MIZUDORI TO SAKANA-TACHI or WATERFOWL AND FISH
by Asano Takeji
Asano Takeji,
born in Kyoto in 1900, began to study art as a youth and graduated from the
Kyoto City School of Fine Arts and Crafts in 1919, and later from the Kyoto
City Specialist School of Painting in 1923. One of his teachers was noted
artist and printmaker Tsuchida Bakusen, who along with Asano helped to organize
the Kyoto Creative Print Society (Kyoto Sosaku-hanga Kyoka) in 1929.
The following
year, Asano and some other members of the society contributed designs for a
series of prints entitled “Creative Prints of Twelve Months in New Kyoto”
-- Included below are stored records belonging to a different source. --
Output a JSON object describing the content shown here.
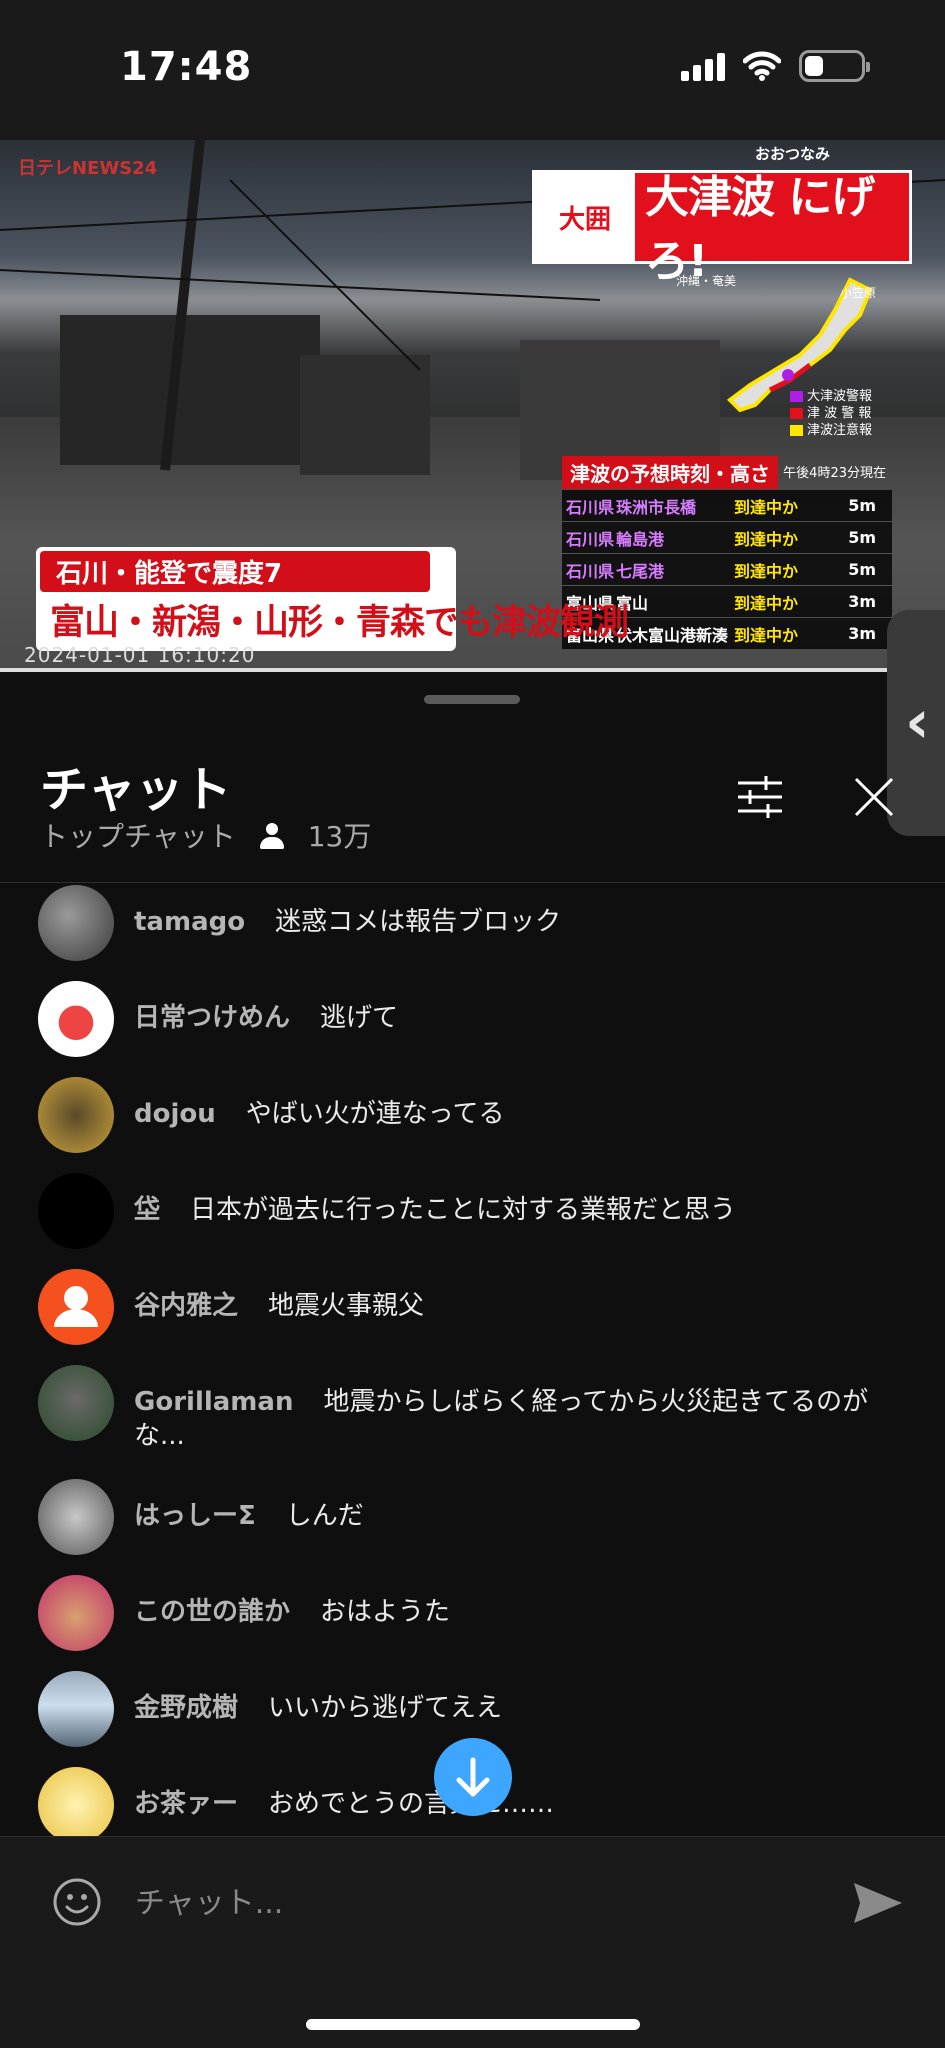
{
  "status_bar": {
    "time": "17:48"
  },
  "video": {
    "channel_logo": "日テレNEWS24",
    "banner_tag": "大囲",
    "banner_ruby": "おおつなみ",
    "banner_text": "大津波 にげろ!",
    "map_labels": {
      "okinawa": "沖縄・奄美",
      "ogasawara": "小笠原"
    },
    "legend": [
      {
        "mark": "紫",
        "label": "大津波警報",
        "color": "#b01ee6"
      },
      {
        "mark": "赤",
        "label": "津 波 警 報",
        "color": "#e1101c"
      },
      {
        "mark": "黄",
        "label": "津波注意報",
        "color": "#ffe600"
      }
    ],
    "forecast_title": "津波の予想時刻・高さ",
    "forecast_time": "午後4時23分現在",
    "forecast_rows": [
      {
        "pref": "石川県",
        "place": "珠洲市長橋",
        "status": "到達中か",
        "height": "5m",
        "major": true
      },
      {
        "pref": "石川県",
        "place": "輪島港",
        "status": "到達中か",
        "height": "5m",
        "major": true
      },
      {
        "pref": "石川県",
        "place": "七尾港",
        "status": "到達中か",
        "height": "5m",
        "major": true
      },
      {
        "pref": "富山県",
        "place": "富山",
        "status": "到達中か",
        "height": "3m",
        "major": false
      },
      {
        "pref": "富山県",
        "place": "伏木富山港新湊",
        "status": "到達中か",
        "height": "3m",
        "major": false
      }
    ],
    "caption_top": "石川・能登で震度7",
    "caption_bottom": "富山・新潟・山形・青森でも津波観測",
    "timestamp": "2024-01-01 16:10:20"
  },
  "chat": {
    "title": "チャット",
    "mode": "トップチャット",
    "viewers": "13万",
    "messages": [
      {
        "author": "tamago",
        "text": "迷惑コメは報告ブロック",
        "avatar": "photo-gray"
      },
      {
        "author": "日常つけめん",
        "text": "逃げて",
        "avatar": "ramen"
      },
      {
        "author": "dojou",
        "text": "やばい火が連なってる",
        "avatar": "gold"
      },
      {
        "author": "垈",
        "text": "日本が過去に行ったことに対する業報だと思う",
        "avatar": "black"
      },
      {
        "author": "谷内雅之",
        "text": "地震火事親父",
        "avatar": "default-orange"
      },
      {
        "author": "Gorillaman",
        "text": "地震からしばらく経ってから火災起きてるのがな...",
        "avatar": "gorilla"
      },
      {
        "author": "はっしーΣ",
        "text": "しんだ",
        "avatar": "anime-gray"
      },
      {
        "author": "この世の誰か",
        "text": "おはようた",
        "avatar": "face-red"
      },
      {
        "author": "金野成樹",
        "text": "いいから逃げてええ",
        "avatar": "landscape"
      },
      {
        "author": "お茶ァー",
        "text": "おめでとうの言葉に……",
        "avatar": "anime-yellow"
      }
    ],
    "input_placeholder": "チャット..."
  },
  "colors": {
    "accent": "#3ea6ff",
    "alert_red": "#e1101c",
    "warning_yellow": "#ffe600"
  }
}
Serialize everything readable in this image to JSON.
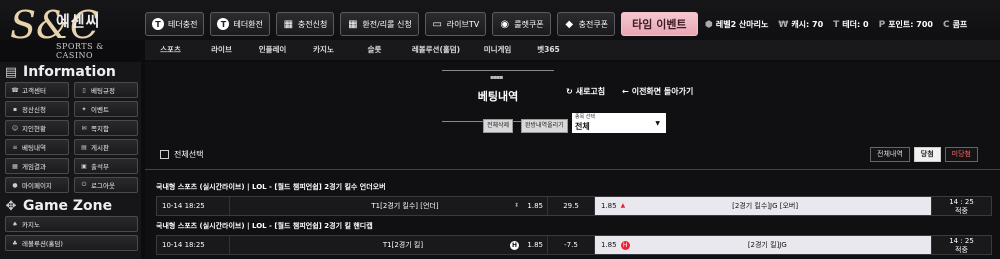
{
  "logo": {
    "mono": "S&C",
    "kname": "에센씨",
    "sub": "SPORTS & CASINO"
  },
  "topnav": [
    {
      "label": "테더충전",
      "icon": "tether-icon"
    },
    {
      "label": "테더환전",
      "icon": "tether-icon"
    },
    {
      "label": "충전신청",
      "icon": "grid-icon"
    },
    {
      "label": "환전/리롤 신청",
      "icon": "grid-icon"
    },
    {
      "label": "라이브TV",
      "icon": "tv-icon"
    },
    {
      "label": "룰렛쿠폰",
      "icon": "roulette-icon"
    },
    {
      "label": "충전쿠폰",
      "icon": "coupon-icon"
    }
  ],
  "time_event": "타임 이벤트",
  "user": {
    "level": "레벨2 산마리노",
    "cash": "캐시: 70",
    "tether": "테더: 0",
    "points": "포인트: 700",
    "comp": "콤프"
  },
  "subnav": [
    "스포츠",
    "라이브",
    "인플레이",
    "카지노",
    "슬롯",
    "레볼루션(홀덤)",
    "미니게임",
    "벳365"
  ],
  "sidebar": {
    "info_title": "Information",
    "info_items": [
      {
        "label": "고객센터",
        "icon": "headset-icon"
      },
      {
        "label": "베팅규정",
        "icon": "book-icon"
      },
      {
        "label": "정산신청",
        "icon": "calc-icon"
      },
      {
        "label": "이벤트",
        "icon": "gift-icon"
      },
      {
        "label": "지인현황",
        "icon": "people-icon"
      },
      {
        "label": "쪽지함",
        "icon": "mail-icon"
      },
      {
        "label": "베팅내역",
        "icon": "list-icon"
      },
      {
        "label": "게시판",
        "icon": "board-icon"
      },
      {
        "label": "게임결과",
        "icon": "result-icon"
      },
      {
        "label": "출석부",
        "icon": "calendar-icon"
      },
      {
        "label": "마이페이지",
        "icon": "user-icon"
      },
      {
        "label": "로그아웃",
        "icon": "power-icon"
      }
    ],
    "gamezone_title": "Game Zone",
    "gamezone_items": [
      {
        "label": "카지노",
        "icon": "casino-icon"
      },
      {
        "label": "레볼루션(홀덤)",
        "icon": "cards-icon"
      }
    ]
  },
  "main": {
    "title": "베팅내역",
    "refresh": "새로고침",
    "goback": "이전화면 돌아가기",
    "delete_all": "전체삭제",
    "upload_history": "완방내역올리기",
    "type_select_label": "종목 선택",
    "type_select_value": "전체",
    "select_all": "전체선택",
    "filters": [
      "전체내역",
      "당첨",
      "미당첨"
    ]
  },
  "bets": [
    {
      "header": "국내형 스포츠 (실시간라이브) | LOL - [월드 챔피언쉽] 2경기 킬수 언더오버",
      "date": "10-14 18:25",
      "home": "T1[2경기 킬수] [언더]",
      "home_odds": "1.85",
      "mid": "29.5",
      "away_odds": "1.85",
      "away": "[2경기 킬수]JG [오버]",
      "time": "14 : 25",
      "status": "적중"
    },
    {
      "header": "국내형 스포츠 (실시간라이브) | LOL - [월드 챔피언쉽] 2경기 킬 핸디캡",
      "date": "10-14 18:25",
      "home": "T1[2경기 킬]",
      "home_odds": "1.85",
      "mid": "-7.5",
      "away_odds": "1.85",
      "away": "[2경기 킬]JG",
      "time": "14 : 25",
      "status": "적중"
    }
  ]
}
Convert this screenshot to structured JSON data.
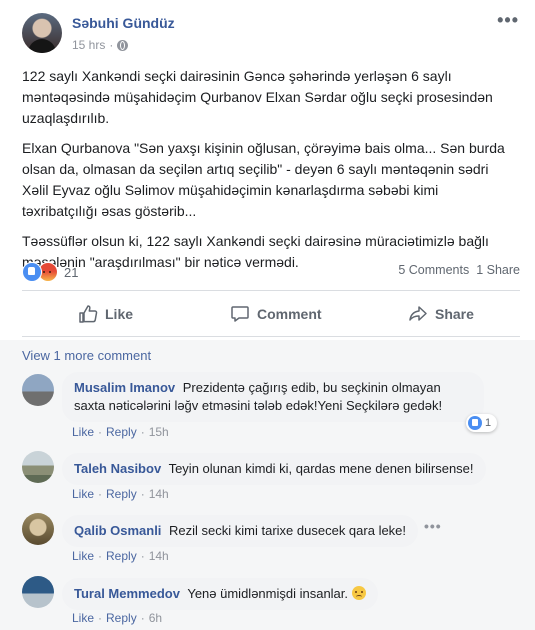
{
  "post": {
    "author": "Səbuhi Gündüz",
    "time": "15 hrs",
    "more_label": "•••",
    "paragraphs": [
      "122 saylı Xankəndi seçki dairəsinin Gəncə şəhərində yerləşən 6 saylı məntəqəsində müşahidəçim Qurbanov Elxan Sərdar oğlu seçki prosesindən uzaqlaşdırılıb.",
      "Elxan Qurbanova \"Sən yaxşı kişinin oğlusan, çörəyimə bais olma... Sən burda olsan da, olmasan da seçilən artıq seçilib\" - deyən 6 saylı məntəqənin sədri Xəlil Eyvaz oğlu Səlimov müşahidəçimin kənarlaşdırma səbəbi kimi təxribatçılığı əsas göstərib...",
      "Təəssüflər olsun ki, 122 saylı Xankəndi seçki dairəsinə müraciətimizlə bağlı məsələnin \"araşdırılması\" bir nəticə vermədi."
    ],
    "reaction_count": "21",
    "comments_count": "5 Comments",
    "shares_count": "1 Share"
  },
  "actions": {
    "like": "Like",
    "comment": "Comment",
    "share": "Share"
  },
  "comments_section": {
    "view_more": "View 1 more comment",
    "items": [
      {
        "name": "Musalim Imanov",
        "text": "Prezidentə çağırış edib, bu seçkinin olmayan saxta nəticələrini ləğv etməsini tələb edək!Yeni Seçkilərə gedək!",
        "like": "Like",
        "reply": "Reply",
        "time": "15h",
        "reaction_count": "1"
      },
      {
        "name": "Taleh Nasibov",
        "text": "Teyin olunan kimdi ki, qardas mene denen bilirsense!",
        "like": "Like",
        "reply": "Reply",
        "time": "14h"
      },
      {
        "name": "Qalib Osmanli",
        "text": "Rezil secki kimi tarixe dusecek qara leke!",
        "like": "Like",
        "reply": "Reply",
        "time": "14h"
      },
      {
        "name": "Tural Memmedov",
        "text": "Yenə ümidlənmişdi insanlar.",
        "like": "Like",
        "reply": "Reply",
        "time": "6h"
      }
    ]
  },
  "colors": {
    "name_blue": "#385898",
    "link_blue": "#4b67a1",
    "muted": "#90949c",
    "like_blue": "#4a8ef2"
  }
}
(Sosaku-hanga shin Kyoto Junikagetsu), which were published by noted printer
Uchida. As time went on, Asano extended his skills in print design, carving and
printing; thus, enabling him to create both self-carved and self-printed
landscape prints.
In 1947, he
created the series “Kinki Meisho Fukei” or “Famous Places in Kinki (the
Kyoto-Osaka region), displaying a high level of technical skill. His fame
continued to grow through the 1950s with
the series “Kinki Hakkei,” (Eight Views of Kinki), and the series “Tokyuo
Meisho” or “Famous Places of Tokyo – all self-carved and self-printed.
Asano died in
1999 at the young age of 99.
This particular
print, “Mizudori to Sakana-tachi” or “Waterfowl and Fish,” dated 1976, is very indicative
of his Shin-hanga style – bold, humorous, semi-abstract.